Подготавливая большой пожар / взрыв Москвы, А. Белый мистифицирует читателя пародийной игрой с московской топонимикой, что как бы снимает реальное топографическое видение города в пользу гротеска. «Москва! Разбросалась высокими, малыми, средними, золотоглавыми иль бесколонными витоглавыми церковками очень разных эпох; под пылищи небесные встали – зеленые, красные, плоские, низкие иль высокие крыши оштукатуренных, иль глазурью одетых, иль просто одетых в лохмотья опавшей известки домин, домов, севших в деревья, иль слитых, – колончатых или бесколонных, балконных, с аканфами, с кариатидами, грузно поддерживающими карнизы, балконы, – фронтонные треугольники домов, домин, домиков, складывающихся – Люлюхинский и Табачихинский с первым, вторым, третьим, пятым, четвертым, шестым и седьмым Гнилозубовскими переулками»[20]. В продолжение вереница разноцветных домов, вывесок («крендель», «золотой сапог») и какофонических оманотопей «бамбанящей» и «скрежещущей» улицы, что, как и каталогизация архитектонического беспорядка московского городского ансамбля, роднит ведутные отрывки Белого со стилевыми починами раннего «дореволюционного» авангарда – и не только живописного. Быстрое движение точки зрения вдоль улиц – примета кинематографичности взгляда. А. Флакер отмечает опыт «Записок чудака» (1922), в которых «шпики», особенно в Лондоне, снимали рассказчика на «ленту», что сюжетно подтверждает «мелькание кадров», представляющих «вывески» и «афиши»[21].
Москва как предмет описания идеально соответствует потребностям новой поэтики. Аналогичным образом В. Беньямин в письме к М. Буберу пояснял свои установки относительно описания Москвы: «Мои описания будут избегать всякой теории.
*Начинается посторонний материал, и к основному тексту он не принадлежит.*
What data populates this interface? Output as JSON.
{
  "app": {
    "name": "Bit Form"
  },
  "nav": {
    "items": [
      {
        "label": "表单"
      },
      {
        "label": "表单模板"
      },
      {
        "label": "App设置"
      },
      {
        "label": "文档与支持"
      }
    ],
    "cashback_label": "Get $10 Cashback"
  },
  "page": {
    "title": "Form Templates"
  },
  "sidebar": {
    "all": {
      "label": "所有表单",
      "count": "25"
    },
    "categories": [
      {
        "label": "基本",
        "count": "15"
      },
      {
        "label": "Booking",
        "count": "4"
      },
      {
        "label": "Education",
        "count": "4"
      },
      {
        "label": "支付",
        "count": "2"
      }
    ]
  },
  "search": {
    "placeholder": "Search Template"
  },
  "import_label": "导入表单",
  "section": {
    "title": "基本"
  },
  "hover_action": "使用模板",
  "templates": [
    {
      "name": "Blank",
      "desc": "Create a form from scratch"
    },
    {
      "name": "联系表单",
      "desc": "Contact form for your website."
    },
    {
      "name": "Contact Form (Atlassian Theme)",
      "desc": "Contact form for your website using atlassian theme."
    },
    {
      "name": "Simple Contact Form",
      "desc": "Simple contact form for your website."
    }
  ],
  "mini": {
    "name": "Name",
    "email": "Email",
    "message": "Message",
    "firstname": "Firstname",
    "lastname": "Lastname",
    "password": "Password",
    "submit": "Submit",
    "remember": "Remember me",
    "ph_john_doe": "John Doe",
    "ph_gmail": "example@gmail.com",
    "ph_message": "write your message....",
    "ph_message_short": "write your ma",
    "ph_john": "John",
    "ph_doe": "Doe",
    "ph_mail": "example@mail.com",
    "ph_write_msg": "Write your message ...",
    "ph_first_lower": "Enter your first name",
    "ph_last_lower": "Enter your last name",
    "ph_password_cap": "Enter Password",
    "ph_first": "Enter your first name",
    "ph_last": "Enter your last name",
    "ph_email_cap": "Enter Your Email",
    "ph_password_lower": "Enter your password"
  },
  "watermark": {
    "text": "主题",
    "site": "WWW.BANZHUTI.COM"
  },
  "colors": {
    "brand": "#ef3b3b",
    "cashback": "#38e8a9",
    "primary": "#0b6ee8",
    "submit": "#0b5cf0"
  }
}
Как я надеюсь, именно благодаря этому мне удастся заставить говорить саму реальность… Я хочу изобразить этот город, Москву, в тот момент, когда “все фактическое уже стало теорией”, и потому она недоступна какой бы то ни было дедуктивной абстракции, всякой прогностике, в какой-то мере вообще всякой оценке…» [22].
Роман «Москва» «написан автором с уже “разорвавшейся головой” о людях (имеющих явных прототипов), живших до точки рождения нового “мифа”. Следовательно, на неразорванный целостный мир смотрит не нормальный человеческий глаз, но облако атомов разлетевшегося мозга, по-видимому, обладавшее способностями описания мира… И если сам Белый сообщил своим читателям, что его “новый шрифт новой азбуки” частично “упал в сумятицу старых” букв…, мы имеем полное право счесть эти слова автометаописанием стуктуры текста “Москвы” и уж тем более “Московского чудака”»[23].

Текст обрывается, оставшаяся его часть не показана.